The other ship that it seems certain Dad actually sailed on for a trip was MV Ngatira. She was built in 1931 at Alblasserdam to the east of Rotterdam on the Maas. She was 528 GRT and 165’ long 26’ wide and 12’ deep. Her 513 BHP motor engine drove her at 9.5kts. She was owned by the National Gas &O.E. Co. Ltd of Ashton under Lyne. Dads voyage took him to Portsmouth, Guernsey, Alderney, London, Middlesborough and Hull. 

SS Phaeacian in Ipswich Dock (Best I can do with a very dark photo!)

MV Ngatira alongside in Guernsey.

MV Ngatira making way in a choppy English Channel.


Captain of the MV Ngatira.
In 1946 the ship was sold and the name changed to ‘Springwood’. The vessel was again sold in 1947 and the name became ‘Cabourne’. She was again sold on in 1968 and this time the name was ‘Delfino’ and she was working in Ethiopia. She was finally deleted from shipping registers in 1996!

MV Cabourne

MV Cabourne


As ‘Delfino’ in 1978 in Ethiopia.

SS Killoran Built 1900 at Ailsa Shipbuilding, Troon. Sold to J. Hardie and Co in 1909. Bought by Gustaf Erikson of Mariehamn Finland in 1924. She loaded corn and sugar at Buenos Aires and sailed on 15th June 1940 for Las Palmas. She was controversially sunk on 10th August 1940 by a German Armed Merchant Cruiser ‘Widder’. She was a neutral ship taking cargo to a neutral port. Stan Chesterfield served his apprenticeship on this vessel.

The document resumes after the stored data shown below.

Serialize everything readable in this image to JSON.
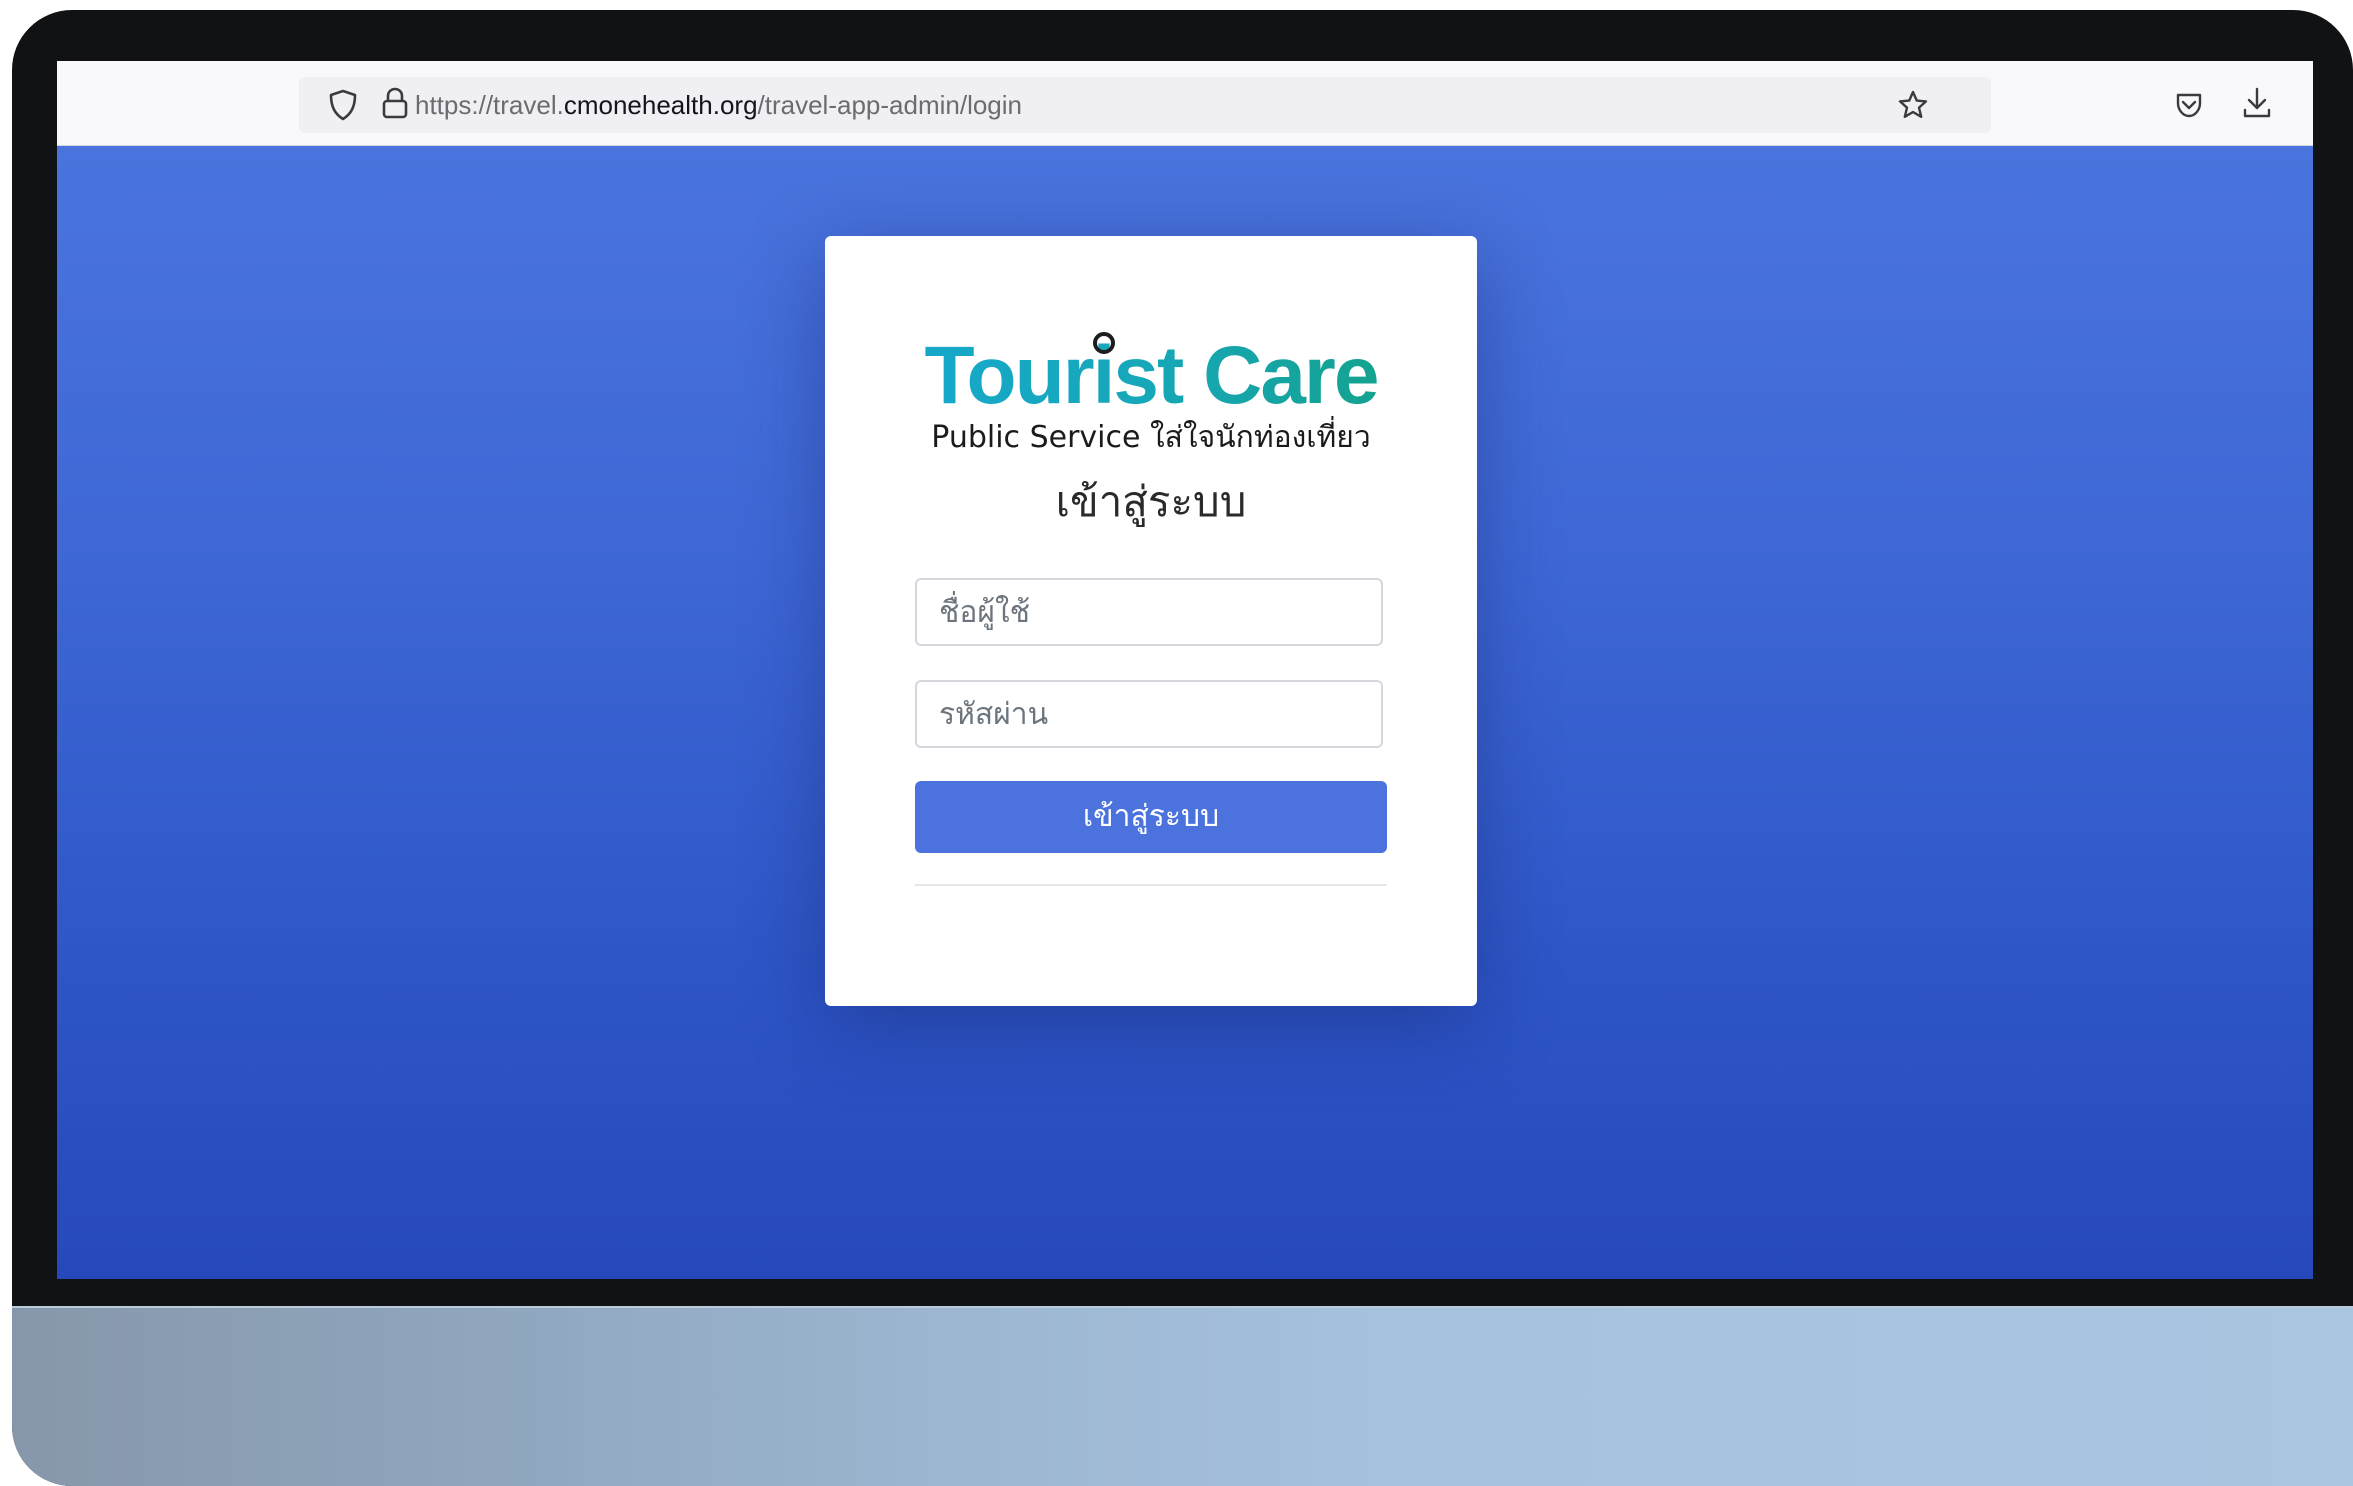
{
  "browser": {
    "url_scheme_prefix": "https://travel.",
    "url_host": "cmonehealth.org",
    "url_path": "/travel-app-admin/login",
    "icons": {
      "tracking": "shield-icon",
      "security": "lock-icon",
      "bookmark": "star-icon",
      "pocket": "pocket-icon",
      "downloads": "download-icon"
    }
  },
  "login_card": {
    "logo_text": "Tourist Care",
    "logo_tagline": "Public Service ใส่ใจนักท่องเที่ยว",
    "title": "เข้าสู่ระบบ",
    "username_placeholder": "ชื่อผู้ใช้",
    "password_placeholder": "รหัสผ่าน",
    "submit_label": "เข้าสู่ระบบ"
  },
  "colors": {
    "primary_button": "#4b72dd",
    "background_top": "#4a74dd",
    "background_bottom": "#2648bb",
    "logo_blue": "#17a9d1",
    "logo_green": "#13a07e"
  }
}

SS Killoran off Durban from Clan Fraser 17th Sep 1939

Please forgive my indulgence with the photographs of the ships etc. as they are only marginally relevant to Dads military biography but I hope that you find them interesting. My Father's Uncle Stan served his apprenticeship on this vessel and later became the master of the Pilot Cutter on the Humber and did sterling work throughout WW2. I was told by somebody who worked with him over this period that he almost never went off duty and kept the the flow of ships in and out of the river going. He  died fairly young and maybe the hard work at this period shortened his life.